Con tía Irma dormíamos en el mismo cuarto que comunicaba hacia el living. Arriba de la mesa de luz color caoba, había, además de las veladoras, varios objetos de todo tipo y color que cubrían la superficie. Ella en una época, era una gran creyente de dios y esas cuestiones; yo todavía no había nacido pero me lo habían contado algunas de mis otras tías y alguno de mis primos. Cuando nací y tuve memorias me di cuenta que tía Irma no creía en más nada que tuviera olor o gusto a religión católica. Tampoco comía más carne de pollo.
Pero en la mesa de luz había algo que siempre destacaba y que ella metódicamente lo ponía a cargar bajo la luz de una de las veladoras. Era un niñito Jesús de color amarillo que todavía conservo. Ahora luego de haber pasado como en una especie de ritual, por varias manos, mi hermano Alvarito, mis sobrinos Nicolás y Georgina me lo quedé yo. Es de un material parecido al plástico pero más resistente, le faltan ambas manos y parte de un pie, estuvo más de cincuenta años dando vueltas por distintos integrantes de la familia. No sé bien cómo llegó a mí. Pero está arriba de mi mesa de luz blanca y cada tanto lo pongo a cargar con mi lámpara y el niñito Jesús brilla por un rato en la oscuridad. Todavía me sigue fascinando esa situación pues a través de ese niñito surge el recuerdo de la tía Irma que en parte me crió.
¿Qué pasó para que tía Irma no fuese más creyente y practicante católica? ¿Qué cuestiones de fe operaron para que se le fuera esa convicción?

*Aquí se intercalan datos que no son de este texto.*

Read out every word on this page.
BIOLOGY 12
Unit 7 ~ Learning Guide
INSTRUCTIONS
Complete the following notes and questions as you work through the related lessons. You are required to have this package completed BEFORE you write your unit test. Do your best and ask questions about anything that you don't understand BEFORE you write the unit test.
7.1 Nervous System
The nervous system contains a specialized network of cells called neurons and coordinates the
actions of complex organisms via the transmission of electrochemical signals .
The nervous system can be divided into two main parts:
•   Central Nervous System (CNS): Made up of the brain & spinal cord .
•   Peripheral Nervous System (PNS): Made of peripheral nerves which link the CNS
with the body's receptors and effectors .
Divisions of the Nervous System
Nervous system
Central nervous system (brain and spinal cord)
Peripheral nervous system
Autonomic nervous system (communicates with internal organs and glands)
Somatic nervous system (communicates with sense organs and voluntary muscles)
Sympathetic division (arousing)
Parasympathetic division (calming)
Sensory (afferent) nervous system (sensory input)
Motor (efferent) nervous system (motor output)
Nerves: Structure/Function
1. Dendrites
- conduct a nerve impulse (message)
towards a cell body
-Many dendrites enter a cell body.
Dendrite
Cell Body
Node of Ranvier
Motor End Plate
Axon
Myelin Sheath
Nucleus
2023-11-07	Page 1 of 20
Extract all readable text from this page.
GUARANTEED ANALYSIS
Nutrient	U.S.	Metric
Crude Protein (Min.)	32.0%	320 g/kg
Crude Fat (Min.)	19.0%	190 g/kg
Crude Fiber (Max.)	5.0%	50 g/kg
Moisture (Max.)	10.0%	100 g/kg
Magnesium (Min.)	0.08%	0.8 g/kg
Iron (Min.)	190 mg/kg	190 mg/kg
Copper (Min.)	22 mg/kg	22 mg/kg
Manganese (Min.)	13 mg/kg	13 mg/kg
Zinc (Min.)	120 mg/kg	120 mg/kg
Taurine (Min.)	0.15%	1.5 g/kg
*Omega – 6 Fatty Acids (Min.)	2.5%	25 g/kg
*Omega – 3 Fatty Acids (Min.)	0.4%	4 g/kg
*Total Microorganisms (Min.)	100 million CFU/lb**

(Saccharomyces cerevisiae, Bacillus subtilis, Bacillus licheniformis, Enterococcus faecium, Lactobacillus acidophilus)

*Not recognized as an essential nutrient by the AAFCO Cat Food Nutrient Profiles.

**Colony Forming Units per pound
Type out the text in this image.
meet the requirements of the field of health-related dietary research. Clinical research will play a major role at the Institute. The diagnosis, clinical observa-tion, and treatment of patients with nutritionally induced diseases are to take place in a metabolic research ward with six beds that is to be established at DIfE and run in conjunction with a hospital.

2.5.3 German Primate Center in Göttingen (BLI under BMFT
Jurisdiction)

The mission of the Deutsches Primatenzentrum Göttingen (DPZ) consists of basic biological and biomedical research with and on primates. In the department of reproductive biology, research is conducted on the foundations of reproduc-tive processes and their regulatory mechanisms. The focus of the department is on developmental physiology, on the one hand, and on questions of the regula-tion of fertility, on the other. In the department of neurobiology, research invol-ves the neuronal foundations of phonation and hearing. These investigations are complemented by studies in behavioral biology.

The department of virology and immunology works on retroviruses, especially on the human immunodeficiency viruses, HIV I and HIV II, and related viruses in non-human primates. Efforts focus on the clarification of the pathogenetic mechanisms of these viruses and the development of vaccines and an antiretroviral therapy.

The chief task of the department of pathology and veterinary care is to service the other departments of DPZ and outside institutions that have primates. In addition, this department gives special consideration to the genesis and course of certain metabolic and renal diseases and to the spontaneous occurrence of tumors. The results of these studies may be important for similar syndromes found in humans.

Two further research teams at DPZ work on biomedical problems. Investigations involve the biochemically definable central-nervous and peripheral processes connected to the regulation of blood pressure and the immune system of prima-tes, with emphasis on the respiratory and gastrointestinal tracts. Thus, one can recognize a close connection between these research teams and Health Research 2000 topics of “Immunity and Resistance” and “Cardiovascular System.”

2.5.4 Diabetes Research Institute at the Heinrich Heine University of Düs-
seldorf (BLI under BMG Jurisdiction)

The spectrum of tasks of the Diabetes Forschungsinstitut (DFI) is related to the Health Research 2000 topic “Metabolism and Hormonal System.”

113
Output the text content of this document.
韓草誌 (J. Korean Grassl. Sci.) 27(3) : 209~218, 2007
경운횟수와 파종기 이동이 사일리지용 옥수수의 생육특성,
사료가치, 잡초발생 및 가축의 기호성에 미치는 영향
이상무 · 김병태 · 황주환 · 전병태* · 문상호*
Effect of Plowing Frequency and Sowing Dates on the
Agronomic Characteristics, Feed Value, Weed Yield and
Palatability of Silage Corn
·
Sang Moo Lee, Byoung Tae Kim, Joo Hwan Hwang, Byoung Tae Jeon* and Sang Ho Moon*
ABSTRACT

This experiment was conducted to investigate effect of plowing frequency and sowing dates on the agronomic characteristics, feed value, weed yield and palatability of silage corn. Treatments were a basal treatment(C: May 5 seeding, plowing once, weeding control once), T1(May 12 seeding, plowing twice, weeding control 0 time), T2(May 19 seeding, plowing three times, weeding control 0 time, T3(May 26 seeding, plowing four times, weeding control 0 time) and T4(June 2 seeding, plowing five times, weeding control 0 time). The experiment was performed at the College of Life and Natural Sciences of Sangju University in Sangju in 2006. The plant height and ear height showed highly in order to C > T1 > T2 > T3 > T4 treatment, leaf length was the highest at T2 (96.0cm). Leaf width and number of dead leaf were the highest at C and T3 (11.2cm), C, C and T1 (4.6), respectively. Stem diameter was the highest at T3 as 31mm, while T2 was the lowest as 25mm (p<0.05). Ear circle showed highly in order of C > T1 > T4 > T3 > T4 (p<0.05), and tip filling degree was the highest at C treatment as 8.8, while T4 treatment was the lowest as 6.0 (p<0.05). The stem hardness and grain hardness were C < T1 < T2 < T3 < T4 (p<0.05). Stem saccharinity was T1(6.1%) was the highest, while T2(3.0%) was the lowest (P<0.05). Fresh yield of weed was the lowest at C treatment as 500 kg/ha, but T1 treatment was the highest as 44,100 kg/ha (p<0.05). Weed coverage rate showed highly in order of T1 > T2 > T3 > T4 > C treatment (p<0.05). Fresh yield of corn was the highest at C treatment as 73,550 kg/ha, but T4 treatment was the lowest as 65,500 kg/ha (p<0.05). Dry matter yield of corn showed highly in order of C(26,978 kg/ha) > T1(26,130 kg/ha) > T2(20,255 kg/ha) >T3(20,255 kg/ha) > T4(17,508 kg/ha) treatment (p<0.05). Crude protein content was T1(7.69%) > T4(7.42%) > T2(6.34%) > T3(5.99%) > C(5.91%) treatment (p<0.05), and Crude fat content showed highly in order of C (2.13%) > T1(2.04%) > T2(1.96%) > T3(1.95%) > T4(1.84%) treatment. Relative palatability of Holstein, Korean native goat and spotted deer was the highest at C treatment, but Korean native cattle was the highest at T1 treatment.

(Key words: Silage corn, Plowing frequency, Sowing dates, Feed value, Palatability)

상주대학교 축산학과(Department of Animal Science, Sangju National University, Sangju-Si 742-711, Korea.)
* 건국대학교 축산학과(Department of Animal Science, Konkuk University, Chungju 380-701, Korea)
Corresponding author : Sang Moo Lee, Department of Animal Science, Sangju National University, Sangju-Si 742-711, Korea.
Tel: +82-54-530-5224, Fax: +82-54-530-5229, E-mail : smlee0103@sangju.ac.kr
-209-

La tía formaba parte de una familia compuesta por seis hermanas, tres solteras, dos casadas y una viuda. Y dos de las solteras pasaron a vivir con las casadas y la otra con la viuda. O sea que la suerte, quiero creer que fue eso hizo que tía Irma viviera con nosotros siempre. Era dulce y nos sabía llevar, éramos cuatro hermanos indomables. Vivíamos en una casa grande que tenía también un patio hasta con hamacas que les poníamos recados resultantes de las épocas que vivíamos en el campo. Mi madre en ese entonces estaba embarazada de mí y la tía Irma ya había pasado a vivir con nosotros. La historia familiar con sus relatos orales, las más de las veces contados en susurros, cuenta la muerte de una hermana mía a los cuatro años de leucemia. Se llamaba Ana María. Y cuando muere, yo nazco. Fui la única hermana mujer rodeada de varones y la consentida de Tía Irma. Cuando conversaba con ella y le preguntaba cosas referentes a mi hermana, se producía un silencio que duraba bastante hasta que yo le mostraba la única foto de Ana María y decía para provocarla y también porque así lo sentía en esa época:
-Suerte que murió porque era rubia y de ojos azules, mucho más linda que yo… Imaginate tía Irma lo que sería mi vida ahora, por suerte salí inteligente ¿no te parece?
-Ay ay ay Analía tenés que cambiar; no hables de esa manera te lo pido por favor…
Y yo seguía azuzándola -Y además no entiendo por qué cada vez que hacen carne de pollo no comés y las demás carnes sí… Contame, algo te pasó, quiero saber…
Esa vez la abrumé tanto con mis preguntas que de algo me pude enterar.
-No como más carne de pollo porque cuando me enteré que a la nena la traían fallecida desde Montevideo estaba comiendo eso. No me preguntes más. No quiero hablar del tema.
-¿Y el niñito Jesús? ¿Era de ella?.. ¿de Ana María?
-Sí, lo tengo desde que ella nació y viste que siempre lo pongo a cargar. Es para recordarla y además me lo dieron unas monjas de María Auxiliadora.
-Entonces ahora va a ser sólo para mí.
Y así fue. Pero pasaron varios años y muchos acontecimientos para ello.
El aliento de la muerte es como el “aire frio” y me tocó directamente varias veces pero también es la primera exhalación de la vida. Aire frío que tiene que ver con el alma, y deviene en su origen de “psyche”, palabra griega que tiene que ver con los sentimientos, con las emociones, los fenómenos psicológicos y con estos recuerdos.
La existencia misma me puso en varias mudanzas y el niñito pasó por muchas manos familiares pero hace unos años tres años se lo pedí a uno de mis sobrinos, así como también la foto de Ana María.
Ahora, las veces que lo cargo para que brille, añoro algunas cosas de mi niñez algunas buenas y otras no tanto, pero también el brillo en la oscuridad hace que mis nietos salten de satisfacción, y eso me produce emociones que escapan a las palabras.